Cycle Friday: Stimulating the news cycle

I did the whole Brixton-Russell Sq Cycle Friday yesterday morning (right). This was in contrast to last week, when I just shuffled out to watch it go past my house, yawned, and went back to bed to shout at politicians on Radio 4.

The Cycle Fridays are fun, and I recommend them. They do seem to be succeeding in getting hesitant cyclists on the road and giving them a bit of confidence, and the atmosphere yesterday was good. I can see myself joining in purely for the social side, and the buzz of being with a large group of cyclists. Thanks to the proximity of the Brixton-Russell Sq route to home, I can easily join it as it passes, and it ends very near where I work. I'll do it every Friday from now until my contract finishes. Unfortunately my contract finishes next Friday.

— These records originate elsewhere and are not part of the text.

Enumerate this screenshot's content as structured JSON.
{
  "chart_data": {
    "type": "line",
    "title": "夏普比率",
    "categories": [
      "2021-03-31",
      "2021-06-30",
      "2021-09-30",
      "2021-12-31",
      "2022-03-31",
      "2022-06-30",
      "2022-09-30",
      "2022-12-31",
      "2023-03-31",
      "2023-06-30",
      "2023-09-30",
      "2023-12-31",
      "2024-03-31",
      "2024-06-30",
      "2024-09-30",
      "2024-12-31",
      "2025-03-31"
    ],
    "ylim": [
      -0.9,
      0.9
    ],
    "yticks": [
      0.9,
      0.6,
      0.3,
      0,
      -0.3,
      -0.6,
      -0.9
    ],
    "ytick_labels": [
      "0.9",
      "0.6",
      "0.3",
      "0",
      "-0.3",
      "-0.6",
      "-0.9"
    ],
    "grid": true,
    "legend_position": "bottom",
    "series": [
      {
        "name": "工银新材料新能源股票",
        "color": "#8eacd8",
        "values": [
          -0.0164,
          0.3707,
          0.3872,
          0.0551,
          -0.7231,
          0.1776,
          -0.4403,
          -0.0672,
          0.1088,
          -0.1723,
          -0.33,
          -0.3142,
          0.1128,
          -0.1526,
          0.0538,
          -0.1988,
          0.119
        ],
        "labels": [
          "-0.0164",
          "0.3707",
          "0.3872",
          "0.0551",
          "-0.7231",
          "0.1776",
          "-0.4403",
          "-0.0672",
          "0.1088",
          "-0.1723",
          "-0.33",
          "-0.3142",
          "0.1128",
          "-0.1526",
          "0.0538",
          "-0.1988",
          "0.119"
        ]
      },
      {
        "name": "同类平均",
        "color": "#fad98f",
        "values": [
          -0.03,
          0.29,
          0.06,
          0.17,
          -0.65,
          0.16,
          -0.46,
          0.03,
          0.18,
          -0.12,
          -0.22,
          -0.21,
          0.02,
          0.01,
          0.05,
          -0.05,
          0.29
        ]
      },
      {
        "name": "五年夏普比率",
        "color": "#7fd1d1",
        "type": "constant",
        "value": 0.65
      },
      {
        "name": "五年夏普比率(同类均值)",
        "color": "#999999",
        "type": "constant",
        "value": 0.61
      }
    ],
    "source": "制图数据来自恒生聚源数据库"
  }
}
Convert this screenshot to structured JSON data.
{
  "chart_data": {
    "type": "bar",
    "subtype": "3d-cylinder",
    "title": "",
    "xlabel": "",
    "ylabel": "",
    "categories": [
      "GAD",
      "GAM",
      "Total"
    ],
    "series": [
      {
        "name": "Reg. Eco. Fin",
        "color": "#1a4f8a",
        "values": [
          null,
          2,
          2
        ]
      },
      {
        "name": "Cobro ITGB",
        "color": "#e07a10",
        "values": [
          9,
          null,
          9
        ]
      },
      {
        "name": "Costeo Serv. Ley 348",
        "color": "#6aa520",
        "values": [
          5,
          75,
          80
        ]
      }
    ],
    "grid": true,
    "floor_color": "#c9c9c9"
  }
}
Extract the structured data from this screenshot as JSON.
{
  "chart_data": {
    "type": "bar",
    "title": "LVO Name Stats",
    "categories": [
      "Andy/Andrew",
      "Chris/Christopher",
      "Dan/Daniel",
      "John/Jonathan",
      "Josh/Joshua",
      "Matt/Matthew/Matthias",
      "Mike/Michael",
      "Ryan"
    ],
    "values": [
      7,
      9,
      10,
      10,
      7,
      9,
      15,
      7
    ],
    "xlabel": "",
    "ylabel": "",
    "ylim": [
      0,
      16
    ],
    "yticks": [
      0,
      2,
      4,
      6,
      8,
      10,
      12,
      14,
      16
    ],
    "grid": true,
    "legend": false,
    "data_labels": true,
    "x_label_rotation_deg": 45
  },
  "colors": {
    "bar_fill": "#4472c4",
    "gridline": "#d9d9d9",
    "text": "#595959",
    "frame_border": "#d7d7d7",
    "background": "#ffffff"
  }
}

Yesterday was business however - I'm writing it up for a well-known top-class cycling magazine - so I had to cycle away from my house to the start point at Brixton (right). And at Russell Square I couldn't continue on to work because I had a dentist's appointment... back beyond Brixton. After which I did eventually get to work, having done the Cycle Friday route four times.

Still, all enjoyable cycling on a fine sunny day, and interesting to watch the route evolve and change through the course of the morning, gaining a bit more broken glass here, another crisp packet here, a couple more escaped fillings there.

There are some enormous advantages of Cycle Fridays so far unmentioned. The two or three dozen riders yesterday were accompanied by almost the same number of journalists, reporters, bloggers, photographers, AudioBooers, and aspiring film-makers checking out the possibilities. Well, August can be a bit of a quiet month in news media... (The scheme has already, pleasingly, generated quite a bit of approving press coverage.)

So, 20 minutes before the ride started, when all the scribblers, snappers et al had arrived but none of the 'real' cyclists, you had the entertaining scene of them all interviewing each other (right), Whicker Island style.

Then, when the first real cyclist arrived (right), she was swooped on by a dozen of us with cameras, handheld sound recorders, iPhones and notebooks.

So need to go on the X-Factor if you want a taste of stardom: just turn up to a Cycle Friday about ten minutes early disguised as a normal person.

If Cycle Fridays achieve nothing else, at least TfL's value-for-money financial contribution has helped create a few media jobs.